Amlapura, Bali Tribune

Peredaran narkoba di Bali khususnya Karangasem sudah sangat mengkhawatirkan dimana narkoba tidak hanya beredar di kalangan orang kaya, namun juga warga miskin sudah banyak yang menjadi pecandu narkoba. Yang menyedihkan lagi, anak sekolah yang baru duduk di bangku SD ada yang sudah kecanduan barang laknat ini.

Ini menjadi atensi khusus Badan Intelijen Negara (BIN), mengingat saat ini Indonesia ditetapkan sebagai darurat narkoba sehingga pemerintah menyatakan perang terhadap narkoba, termasuk BIN Daerah Bali yang mengerahkan anggotanya untuk menyelidiki dan memantau peredaran narkoba termasuk pergerakan para bandarnya.

Kepala BIN Daerah Bali (Kabinda Bali) Brigjen Tri Nugraha  Hartanta, dalam audiensinya dengan Pemkab Karangasem, Senin (25/4) lalu menegaskan, di Bali peredaran narkoba cukup mengkhawatirkan. “Kita lihat saja, di Lapas Kerobokan, Denpasar, dari seluruh napi yang ada di sana 70 persen adalah napi narkoba. Sekarang ini bukan orang kaya saja yang makai narkoba, orang miskin bahkan anak SD pun sudah memakai narkoba. Ini sudah sangat mengkhawatirkan,” bebernya.

Bahkan di Jombang Jawa Timur, ada santri yang nyabu bersama ustadznya. Melihat realita tersebut, sangat pantas Indonesia menyatakan perang terhadap narkoba dan ditetapkan sebagai darurat narkoba, mengingat 70 juta orang di Indonesia adalah pemakai narkoba.

“Indonesia ini menjadi negara yang potensial bagi bandar dari sejumlah negara, karena 70 juta penduduk Indonesia adalah pemakai narkoba,” sebutnya. Untuk itu pihaknya mengimbau pemerintah dan aparat kepolisian memperketat pengawasan dan penjagaan di wilayah perairan, karena jalur ini sangat kendor.

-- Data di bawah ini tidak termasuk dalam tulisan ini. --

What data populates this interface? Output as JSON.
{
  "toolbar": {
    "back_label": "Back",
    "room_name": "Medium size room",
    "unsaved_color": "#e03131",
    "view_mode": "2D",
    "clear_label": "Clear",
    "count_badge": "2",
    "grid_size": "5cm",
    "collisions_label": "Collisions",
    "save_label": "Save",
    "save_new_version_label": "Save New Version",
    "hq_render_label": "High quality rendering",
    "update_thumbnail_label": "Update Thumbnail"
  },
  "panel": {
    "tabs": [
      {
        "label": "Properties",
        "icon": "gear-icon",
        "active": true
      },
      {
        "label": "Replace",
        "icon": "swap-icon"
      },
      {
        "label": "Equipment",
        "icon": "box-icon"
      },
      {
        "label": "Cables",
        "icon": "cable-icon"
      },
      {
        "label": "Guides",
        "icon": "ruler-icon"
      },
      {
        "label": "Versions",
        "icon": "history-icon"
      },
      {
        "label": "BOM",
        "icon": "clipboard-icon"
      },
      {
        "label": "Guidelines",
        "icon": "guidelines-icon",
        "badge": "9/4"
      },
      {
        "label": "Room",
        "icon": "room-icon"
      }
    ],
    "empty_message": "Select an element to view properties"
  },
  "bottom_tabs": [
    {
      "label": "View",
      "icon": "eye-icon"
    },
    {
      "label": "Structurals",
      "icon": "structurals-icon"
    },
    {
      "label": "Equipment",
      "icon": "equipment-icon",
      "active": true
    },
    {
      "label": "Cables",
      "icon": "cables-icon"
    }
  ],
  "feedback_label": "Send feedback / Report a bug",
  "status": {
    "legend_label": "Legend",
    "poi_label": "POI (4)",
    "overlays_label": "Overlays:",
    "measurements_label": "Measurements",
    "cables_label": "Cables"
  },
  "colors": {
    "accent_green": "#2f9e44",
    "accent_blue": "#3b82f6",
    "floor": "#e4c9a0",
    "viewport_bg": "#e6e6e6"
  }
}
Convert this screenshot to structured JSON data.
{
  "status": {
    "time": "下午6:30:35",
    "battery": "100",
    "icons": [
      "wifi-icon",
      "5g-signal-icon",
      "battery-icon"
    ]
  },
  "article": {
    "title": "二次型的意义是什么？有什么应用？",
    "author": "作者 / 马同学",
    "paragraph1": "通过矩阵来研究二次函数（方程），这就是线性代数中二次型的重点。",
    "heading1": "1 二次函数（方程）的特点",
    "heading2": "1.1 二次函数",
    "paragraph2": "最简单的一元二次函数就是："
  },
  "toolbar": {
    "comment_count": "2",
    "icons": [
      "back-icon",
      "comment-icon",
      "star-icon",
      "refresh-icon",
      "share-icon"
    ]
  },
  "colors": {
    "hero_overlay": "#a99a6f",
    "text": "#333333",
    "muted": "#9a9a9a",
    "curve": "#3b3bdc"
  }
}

 Sementara itu, Wabup Karangasem yang juga Ketua Badan Narkotika Kabupaten (BNK) I Wayan Artha Dipa, dalam kesempatan itu juga banyak menyoroti tentang maraknya peredaran narkoba di Karangasem. Menurutnya, perlu diambil berbagai langkah kongkret untuk memberangus para bandar dan pengedar di Karangasem.

 “Saat ini narkoba peredarannya bahkan sudah sampai di Besakih, dan beberapa pelakunya sudah berhasil ditangkap oleh jajaran Polres Karangasem,” ujarnya dengan nada miris. Ia menyerukan agar seluruh bandar dan pengedar narkoba lainnya yang berada di Besakih bisa segera diungkap dan ditangkap.